Although the system demonstrates a step toward what Zhu calls a “grand vision in computer science,” I2T is not yet ready for commercialization. Processing surveillance footage is relatively easy for the software because the camera–and hence the background in a scene–is static; I2T is far from capable of recognizing the variety of objects or situations a human could. If set loose on random images or videos found online, for example, I2T would struggle to perform so well.
Improving the system’s knowledge of how to identify objects and scenes by adding to the number of images in the Lotus Hill Institute training set should help, says Zhu.
The I2T system underlying the surveillance prototype is powerful, says Zu Kim, a researcher at the University of California, Berkeley, who researches the use of computer vision to aid traffic surveillance and vehicle tracking. “It’s a really nice piece of work,” he says, even if it can’t come close to matching human performance.

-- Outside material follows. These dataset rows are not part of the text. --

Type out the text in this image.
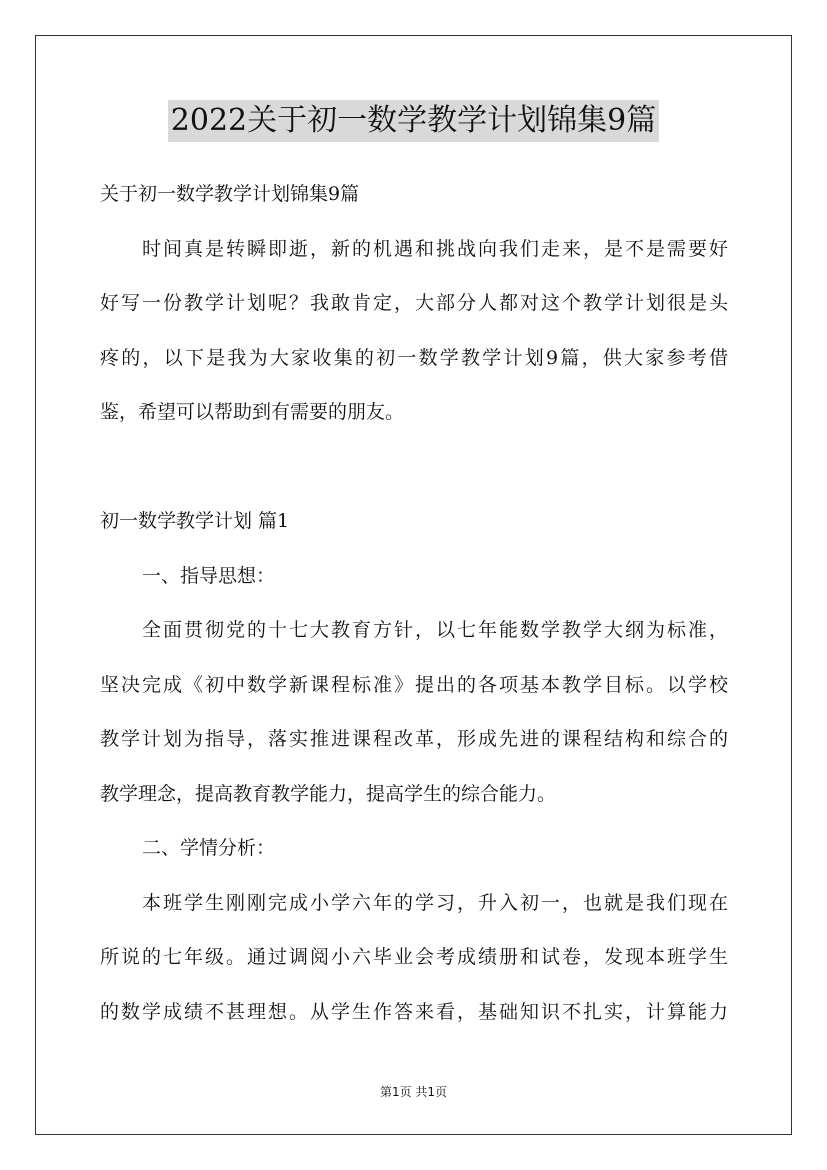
2022关于初一数学教学计划锦集9篇
关于初一数学教学计划锦集9篇
时间真是转瞬即逝，新的机遇和挑战向我们走来，是不是需要好
好写一份教学计划呢？我敢肯定，大部分人都对这个教学计划很是头
疼的，以下是我为大家收集的初一数学教学计划9篇，供大家参考借
鉴，希望可以帮助到有需要的朋友。
初一数学教学计划 篇1
一、指导思想：
全面贯彻党的十七大教育方针，以七年能数学教学大纲为标准，
坚决完成《初中数学新课程标准》提出的各项基本教学目标。以学校
教学计划为指导，落实推进课程改革，形成先进的课程结构和综合的
教学理念，提高教育教学能力，提高学生的综合能力。
二、学情分析：
本班学生刚刚完成小学六年的学习，升入初一，也就是我们现在
所说的七年级。通过调阅小六毕业会考成绩册和试卷，发现本班学生
的数学成绩不甚理想。从学生作答来看，基础知识不扎实，计算能力
第1页 共1页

Kim explains that better image parsing is relevant to artificial intelligence work of all kinds. “There are very many possibilities for a good image parser–for example, allowing a blind person to understand an image on the Web.”
Kim can see other uses for generating text from video, pointing out that it could be fed into a speech synthesizer. “It could be helpful if someone was driving and needed to know what a surveillance camera was seeing.” But humans are visual creatures, he adds, and in many situations could be expected to prefer to decide what’s happening in an image or a video for themselves.